Rudolph and Sletten Technology Forum, June 26, 2015

The following describes our approach to creating a culture that embraces innovation:

  1. A Top-Down Approach to Innovation: Leadership should be familiar with innovative thinking and understand how to lead innovative project teams. Managers need to also lead innovative teams.  Individuals need to think innovatively. Anyone can innovate, it simply takes a culture that promotes this thinking from the top down.
  2. Determine the Level of Disruption: A disruptive technology has real value. It begins with a business model that addresses how to realize technology’s value. Asking hard-hitting questions can make or break true transformation. Questions may cover the company’s existing technologies, markets, shifting client demands, new industry trends, and competition. Well-thought answers to these questions will ultimately determine at what level your company will disrupted.

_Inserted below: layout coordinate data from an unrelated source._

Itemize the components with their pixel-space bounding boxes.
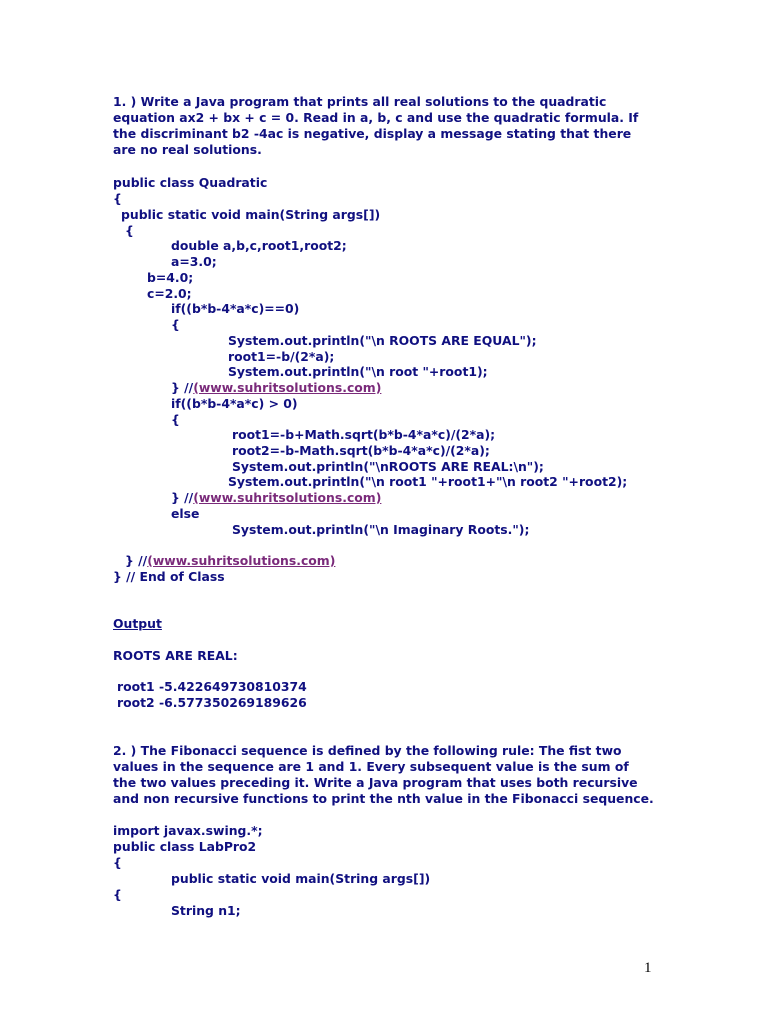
code-line: import javax.swing.*; bbox=[113, 823, 263, 838]
code-line: { bbox=[171, 412, 180, 427]
q2-prompt-line-4: and non recursive functions to print the nth value in the Fibonacci sequence. bbox=[113, 791, 654, 806]
code-line: else bbox=[171, 506, 200, 521]
code-line-with-link bbox=[171, 490, 381, 506]
code-line: System.out.println("\n ROOTS ARE EQUAL"); bbox=[228, 333, 537, 348]
code-line: System.out.println("\n root1 "+root1+"\n root2 "+root2); bbox=[228, 474, 628, 489]
suhritsolutions-link[interactable]: (www.suhritsolutions.com) bbox=[193, 490, 382, 505]
code-line: { bbox=[113, 887, 122, 902]
code-line: public static void main(String args[]) bbox=[121, 207, 381, 222]
q2-prompt-line-1: 2. ) The Fibonacci sequence is defined by the following rule: The fist two bbox=[113, 743, 622, 758]
code-line: root2=-b-Math.sqrt(b*b-4*a*c)/(2*a); bbox=[232, 443, 490, 458]
code-line: { bbox=[125, 223, 134, 238]
code-line: { bbox=[113, 855, 122, 870]
code-line: root1=-b/(2*a); bbox=[228, 349, 335, 364]
code-line: } // End of Class bbox=[113, 569, 225, 584]
q2-prompt-line-2: values in the sequence are 1 and 1. Every subsequent value is the sum of bbox=[113, 759, 629, 774]
suhritsolutions-link[interactable]: (www.suhritsolutions.com) bbox=[147, 553, 336, 568]
output-line: root2 -6.577350269189626 bbox=[117, 695, 307, 710]
code-text: } // bbox=[171, 490, 194, 505]
code-line: System.out.println("\n root "+root1); bbox=[228, 364, 488, 379]
code-line: public class LabPro2 bbox=[113, 839, 257, 854]
code-line: if((b*b-4*a*c) > 0) bbox=[171, 396, 298, 411]
code-line-with-link bbox=[125, 553, 335, 569]
output-line: ROOTS ARE REAL: bbox=[113, 648, 238, 663]
code-line: double a,b,c,root1,root2; bbox=[171, 238, 347, 253]
q1-prompt-line-2: equation ax2 + bx + c = 0. Read in a, b, c and use the quadratic formula. If bbox=[113, 110, 639, 125]
code-line: { bbox=[171, 317, 180, 332]
code-line-with-link bbox=[171, 380, 381, 396]
code-line: b=4.0; bbox=[147, 270, 194, 285]
code-line: c=2.0; bbox=[147, 286, 192, 301]
code-text: } // bbox=[171, 380, 194, 395]
suhritsolutions-link[interactable]: (www.suhritsolutions.com) bbox=[193, 380, 382, 395]
code-line: { bbox=[113, 191, 122, 206]
output-heading: Output bbox=[113, 616, 162, 631]
q2-prompt-line-3: the two values preceding it. Write a Java program that uses both recursive bbox=[113, 775, 638, 790]
code-line: public static void main(String args[]) bbox=[171, 871, 431, 886]
code-line: if((b*b-4*a*c)==0) bbox=[171, 301, 300, 316]
q1-prompt-line-4: are no real solutions. bbox=[113, 142, 262, 157]
q1-prompt-line-3: the discriminant b2 -4ac is negative, display a message stating that there bbox=[113, 126, 632, 141]
page-number: 1 bbox=[644, 960, 652, 976]
code-line: String n1; bbox=[171, 903, 241, 918]
code-line: System.out.println("\nROOTS ARE REAL:\n"); bbox=[232, 459, 544, 474]
code-line: System.out.println("\n Imaginary Roots."); bbox=[232, 522, 530, 537]
code-text: } // bbox=[125, 553, 148, 568]
code-line: root1=-b+Math.sqrt(b*b-4*a*c)/(2*a); bbox=[232, 427, 496, 442]
code-line: a=3.0; bbox=[171, 254, 217, 269]
output-line: root1 -5.422649730810374 bbox=[117, 679, 307, 694]
code-line: public class Quadratic bbox=[113, 175, 268, 190]
q1-prompt-line-1: 1. ) Write a Java program that prints all real solutions to the quadratic bbox=[113, 94, 607, 109]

  3. Beta Test and Collaboratively Discuss Performance: In our case, a construction firm has many things to consider. For example, does the technology disrupt the office and/or field operations? Is it a hardware, software, or mobile app solution? Who are the key users? How do they use the technology? What are the pros and cons? Do metrics exist? All this information can be captured in a technology matrix to evaluate the right business direction. A collaborative discussion on the benefits and barriers will help to develop the business model to ultimately support the transformation. 
  4. Consider Project Requirements and Stakeholders.  Every project brings together a number of stakeholders including the engineer, architect, general contractor, and project consultants. Let’s assume your company successfully adopted a transformational technology. It is important to also make other considerations.  Will the innovation support projects of varying size and scope?  Will clients buy into adopting this technology on the project? What are the project advantages, disadvantages? Will it be an added cost to the client? What is the overall value? Will other project stakeholders adopt the technology for the project?  Are there technologies your stakeholders prefer? What hardware or bandwidth will be required to run technology on an active jobsite? How will files be shared, managed throughout the project’s lifetime? Will there be security levels for files sharing? Needless to say, there are many external areas to consider.

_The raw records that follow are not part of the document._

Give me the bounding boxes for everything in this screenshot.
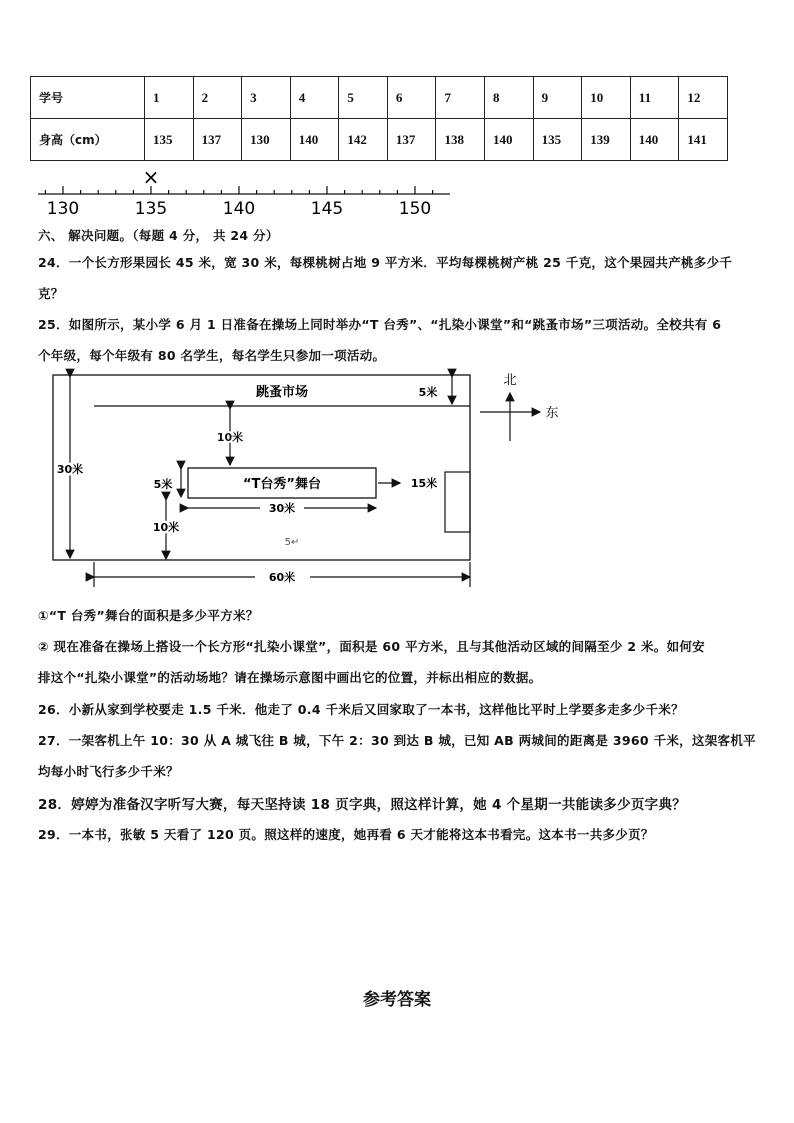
dim-10m-bottom: 10米 (152, 521, 180, 534)
question-25-sub1: ①“T 台秀”舞台的面积是多少平方米？ (38, 608, 259, 623)
table-row (31, 119, 728, 161)
tick-label: 135 (134, 199, 168, 219)
dim-15m: 15米 (410, 477, 438, 490)
table-cell: 8 (485, 77, 534, 119)
table-cell: 130 (242, 119, 291, 161)
dim-30m-side: 30米 (56, 463, 84, 476)
question-27-line2: 均每小时飞行多少千米？ (38, 764, 179, 779)
playground-diagram (0, 365, 794, 595)
table-cell: 140 (485, 119, 534, 161)
dim-30m-stage: 30米 (268, 502, 296, 515)
number-line (0, 160, 794, 220)
question-25-sub2-line1: ② 现在准备在操场上搭设一个长方形“扎染小课堂”，面积是 60 平方米，且与其他活动区域的间隔至少 2 米。如何安 (38, 639, 705, 654)
tick-label: 130 (46, 199, 80, 219)
number-line-ticks (45, 186, 432, 194)
table-cell: 137 (193, 119, 242, 161)
tick-label: 145 (310, 199, 344, 219)
table-cell: 10 (582, 77, 631, 119)
table-cell: 140 (630, 119, 679, 161)
table-cell: 137 (387, 119, 436, 161)
question-25-line1: 25．如图所示，某小学 6 月 1 日准备在操场上同时举办“T 台秀”、“扎染小课堂”和“跳蚤市场”三项活动。全校共有 6 (38, 317, 722, 332)
question-25-sub2-line2: 排这个“扎染小课堂”的活动场地？请在操场示意图中画出它的位置，并标出相应的数据。 (38, 670, 542, 685)
table-cell: 1 (145, 77, 194, 119)
table-cell: 139 (582, 119, 631, 161)
table-cell: 6 (387, 77, 436, 119)
table-row-label: 身高（cm） (31, 119, 145, 161)
table-row (31, 77, 728, 119)
height-table (30, 76, 728, 161)
small-area (445, 472, 470, 532)
table-cell: 138 (436, 119, 485, 161)
market-label: 跳蚤市场 (255, 385, 309, 400)
table-cell: 141 (679, 119, 728, 161)
table-cell: 3 (242, 77, 291, 119)
table-cell: 12 (679, 77, 728, 119)
question-24-line2: 克？ (38, 286, 64, 301)
question-29: 29．一本书，张敏 5 天看了 120 页。照这样的速度，她再看 6 天才能将这本书看完。这本书一共多少页？ (38, 827, 654, 842)
question-24-line1: 24．一个长方形果园长 45 米，宽 30 米，每棵桃树占地 9 平方米．平均每棵桃树产桃 25 千克，这个果园共产桃多少千 (38, 255, 733, 270)
cross-marker: × (142, 165, 160, 189)
table-cell: 4 (290, 77, 339, 119)
table-cell: 9 (533, 77, 582, 119)
dim-10m-top: 10米 (216, 431, 244, 444)
dim-5m-top: 5米 (418, 386, 438, 399)
dim-5m-left: 5米 (153, 478, 173, 491)
section-heading: 六、 解决问题。（每题 4 分， 共 24 分） (38, 228, 279, 243)
answer-title: 参考答案 (363, 990, 431, 1010)
dim-60m: 60米 (268, 571, 296, 584)
table-cell: 11 (630, 77, 679, 119)
table-cell: 5 (339, 77, 388, 119)
stage-label: “T台秀”舞台 (243, 477, 321, 492)
dim-mark: 5↵ (284, 537, 300, 548)
tick-label: 140 (222, 199, 256, 219)
question-26: 26．小新从家到学校要走 1.5 千米．他走了 0.4 千米后又回家取了一本书，这样他比平时上学要多走多少千米？ (38, 702, 684, 717)
compass-east-label: 东 (545, 406, 559, 421)
table-cell: 2 (193, 77, 242, 119)
table-row-label: 学号 (31, 77, 145, 119)
tick-label: 150 (398, 199, 432, 219)
question-28: 28．婷婷为准备汉字听写大赛，每天坚持读 18 页字典，照这样计算，她 4 个星期一共能读多少页字典？ (38, 797, 687, 813)
table-cell: 140 (290, 119, 339, 161)
table-cell: 142 (339, 119, 388, 161)
question-27-line1: 27．一架客机上午 10：30 从 A 城飞往 B 城，下午 2：30 到达 B 城，已知 AB 两城间的距离是 3960 千米，这架客机平 (38, 733, 756, 748)
table-cell: 7 (436, 77, 485, 119)
compass-north-label: 北 (503, 373, 517, 388)
table-cell: 135 (145, 119, 194, 161)
question-25-line2: 个年级，每个年级有 80 名学生，每名学生只参加一项活动。 (38, 348, 386, 363)
table-cell: 135 (533, 119, 582, 161)
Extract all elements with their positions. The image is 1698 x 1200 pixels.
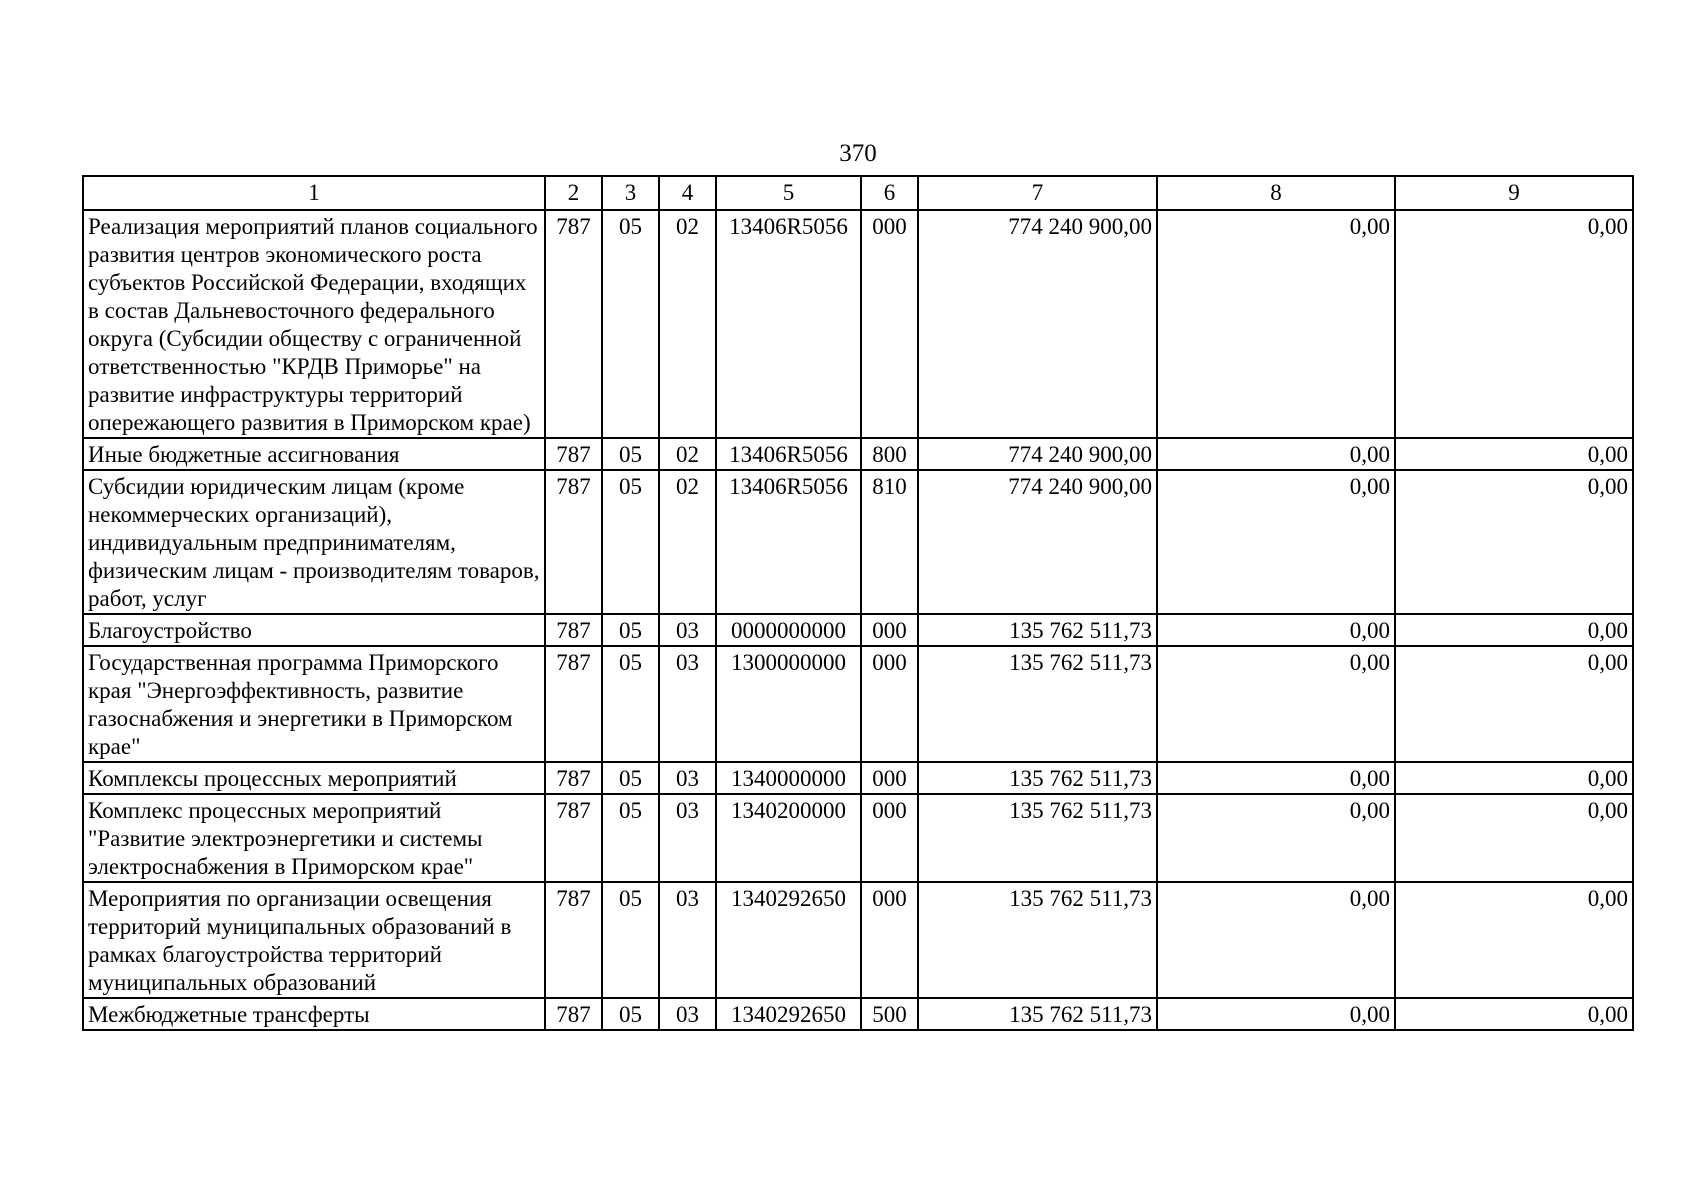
subsection-cell: 02 bbox=[659, 210, 716, 438]
amount-cell: 0,00 bbox=[1157, 210, 1395, 438]
target-article-cell: 1340292650 bbox=[716, 998, 861, 1030]
expense-type-cell: 000 bbox=[861, 794, 918, 882]
amount-cell: 774 240 900,00 bbox=[918, 470, 1157, 614]
amount-cell: 774 240 900,00 bbox=[918, 438, 1157, 470]
target-article-cell: 1340292650 bbox=[716, 882, 861, 998]
amount-cell: 0,00 bbox=[1157, 794, 1395, 882]
row-name-cell: Благоустройство bbox=[83, 614, 545, 646]
table-row bbox=[83, 470, 1633, 614]
row-name-cell: Иные бюджетные ассигнования bbox=[83, 438, 545, 470]
column-header: 6 bbox=[861, 176, 918, 210]
expense-type-cell: 000 bbox=[861, 614, 918, 646]
header-row bbox=[83, 176, 1633, 210]
amount-cell: 0,00 bbox=[1157, 470, 1395, 614]
amount-cell: 0,00 bbox=[1395, 438, 1633, 470]
target-article-cell: 13406R5056 bbox=[716, 438, 861, 470]
row-name-cell: Мероприятия по организации освещения территорий муниципальных образований в рамках благоустройства территорий муниципальных образований bbox=[83, 882, 545, 998]
table-body bbox=[83, 210, 1633, 1030]
section-cell: 05 bbox=[602, 762, 659, 794]
section-cell: 05 bbox=[602, 210, 659, 438]
target-article-cell: 1300000000 bbox=[716, 646, 861, 762]
subsection-cell: 03 bbox=[659, 614, 716, 646]
row-name-cell: Государственная программа Приморского края "Энергоэффективность, развитие газоснабжения и энергетики в Приморском крае" bbox=[83, 646, 545, 762]
expense-type-cell: 800 bbox=[861, 438, 918, 470]
subsection-cell: 02 bbox=[659, 438, 716, 470]
amount-cell: 0,00 bbox=[1395, 210, 1633, 438]
expense-type-cell: 000 bbox=[861, 882, 918, 998]
code-cell: 787 bbox=[545, 646, 602, 762]
amount-cell: 0,00 bbox=[1395, 794, 1633, 882]
subsection-cell: 03 bbox=[659, 794, 716, 882]
target-article-cell: 1340200000 bbox=[716, 794, 861, 882]
table-row bbox=[83, 210, 1633, 438]
budget-table bbox=[82, 175, 1634, 1031]
amount-cell: 0,00 bbox=[1395, 882, 1633, 998]
subsection-cell: 03 bbox=[659, 646, 716, 762]
expense-type-cell: 500 bbox=[861, 998, 918, 1030]
amount-cell: 135 762 511,73 bbox=[918, 762, 1157, 794]
subsection-cell: 02 bbox=[659, 470, 716, 614]
table-row bbox=[83, 614, 1633, 646]
table-header bbox=[83, 176, 1633, 210]
code-cell: 787 bbox=[545, 438, 602, 470]
code-cell: 787 bbox=[545, 882, 602, 998]
section-cell: 05 bbox=[602, 794, 659, 882]
page-number: 370 bbox=[839, 140, 877, 167]
subsection-cell: 03 bbox=[659, 762, 716, 794]
code-cell: 787 bbox=[545, 470, 602, 614]
subsection-cell: 03 bbox=[659, 998, 716, 1030]
table-row bbox=[83, 438, 1633, 470]
target-article-cell: 13406R5056 bbox=[716, 210, 861, 438]
column-header: 5 bbox=[716, 176, 861, 210]
section-cell: 05 bbox=[602, 438, 659, 470]
column-header: 2 bbox=[545, 176, 602, 210]
amount-cell: 0,00 bbox=[1395, 762, 1633, 794]
amount-cell: 0,00 bbox=[1157, 614, 1395, 646]
section-cell: 05 bbox=[602, 614, 659, 646]
section-cell: 05 bbox=[602, 646, 659, 762]
amount-cell: 0,00 bbox=[1395, 614, 1633, 646]
column-header: 7 bbox=[918, 176, 1157, 210]
amount-cell: 0,00 bbox=[1395, 998, 1633, 1030]
amount-cell: 0,00 bbox=[1395, 470, 1633, 614]
amount-cell: 135 762 511,73 bbox=[918, 614, 1157, 646]
table-row bbox=[83, 882, 1633, 998]
target-article-cell: 1340000000 bbox=[716, 762, 861, 794]
subsection-cell: 03 bbox=[659, 882, 716, 998]
amount-cell: 135 762 511,73 bbox=[918, 646, 1157, 762]
expense-type-cell: 810 bbox=[861, 470, 918, 614]
section-cell: 05 bbox=[602, 882, 659, 998]
code-cell: 787 bbox=[545, 762, 602, 794]
amount-cell: 0,00 bbox=[1157, 646, 1395, 762]
amount-cell: 0,00 bbox=[1157, 762, 1395, 794]
row-name-cell: Комплекс процессных мероприятий "Развитие электроэнергетики и системы электроснабжения в Приморском крае" bbox=[83, 794, 545, 882]
row-name-cell: Комплексы процессных мероприятий bbox=[83, 762, 545, 794]
expense-type-cell: 000 bbox=[861, 646, 918, 762]
code-cell: 787 bbox=[545, 998, 602, 1030]
target-article-cell: 0000000000 bbox=[716, 614, 861, 646]
amount-cell: 135 762 511,73 bbox=[918, 882, 1157, 998]
code-cell: 787 bbox=[545, 614, 602, 646]
amount-cell: 135 762 511,73 bbox=[918, 794, 1157, 882]
amount-cell: 0,00 bbox=[1157, 438, 1395, 470]
section-cell: 05 bbox=[602, 470, 659, 614]
column-header: 4 bbox=[659, 176, 716, 210]
amount-cell: 0,00 bbox=[1157, 882, 1395, 998]
table-row bbox=[83, 998, 1633, 1030]
section-cell: 05 bbox=[602, 998, 659, 1030]
row-name-cell: Реализация мероприятий планов социального развития центров экономического роста субъектов Российской Федерации, входящих в состав Дальневосточного федерального округа (Субсидии обществу с ограниченной ответственностью "КРДВ Приморье" на развитие инфраструктуры территорий опережающего развития в Приморском крае) bbox=[83, 210, 545, 438]
expense-type-cell: 000 bbox=[861, 210, 918, 438]
expense-type-cell: 000 bbox=[861, 762, 918, 794]
code-cell: 787 bbox=[545, 794, 602, 882]
column-header: 3 bbox=[602, 176, 659, 210]
amount-cell: 135 762 511,73 bbox=[918, 998, 1157, 1030]
amount-cell: 0,00 bbox=[1157, 998, 1395, 1030]
column-header: 8 bbox=[1157, 176, 1395, 210]
code-cell: 787 bbox=[545, 210, 602, 438]
table-row bbox=[83, 794, 1633, 882]
row-name-cell: Межбюджетные трансферты bbox=[83, 998, 545, 1030]
table-row bbox=[83, 646, 1633, 762]
column-header: 9 bbox=[1395, 176, 1633, 210]
table-row bbox=[83, 762, 1633, 794]
amount-cell: 0,00 bbox=[1395, 646, 1633, 762]
column-header: 1 bbox=[83, 176, 545, 210]
amount-cell: 774 240 900,00 bbox=[918, 210, 1157, 438]
row-name-cell: Субсидии юридическим лицам (кроме некоммерческих организаций), индивидуальным предпринимателям, физическим лицам - производителям товаров, работ, услуг bbox=[83, 470, 545, 614]
target-article-cell: 13406R5056 bbox=[716, 470, 861, 614]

  5. Understanding of and Ability to Implement: Transformation requires providing an understanding of the technology and a pathway for implementation. In order to realize the true value of technology, best practices need to be memorialized to ensure work is done efficiently and uniformly.  Best practices can be initially sketched in notebook. Training can then be developed from a set of team-approved processes.  Reaffirm with supportive materials. Post these materials in a common place, or an Intranet.  Create forums for internal social exchange.  Capture these exchanges for continued training, dialog and development.

Technology adoption starts with a business comparison of the pros and cons, benefits by role, and cost.  Unfortunately, the process of evaluation may provide some hurdles.  It is really up to the leadership and management to bridge the gap between visionaries and pragmatists, between those who see how ideal things could be and those you just want to make it work. It is about creating a culture that embraces innovation.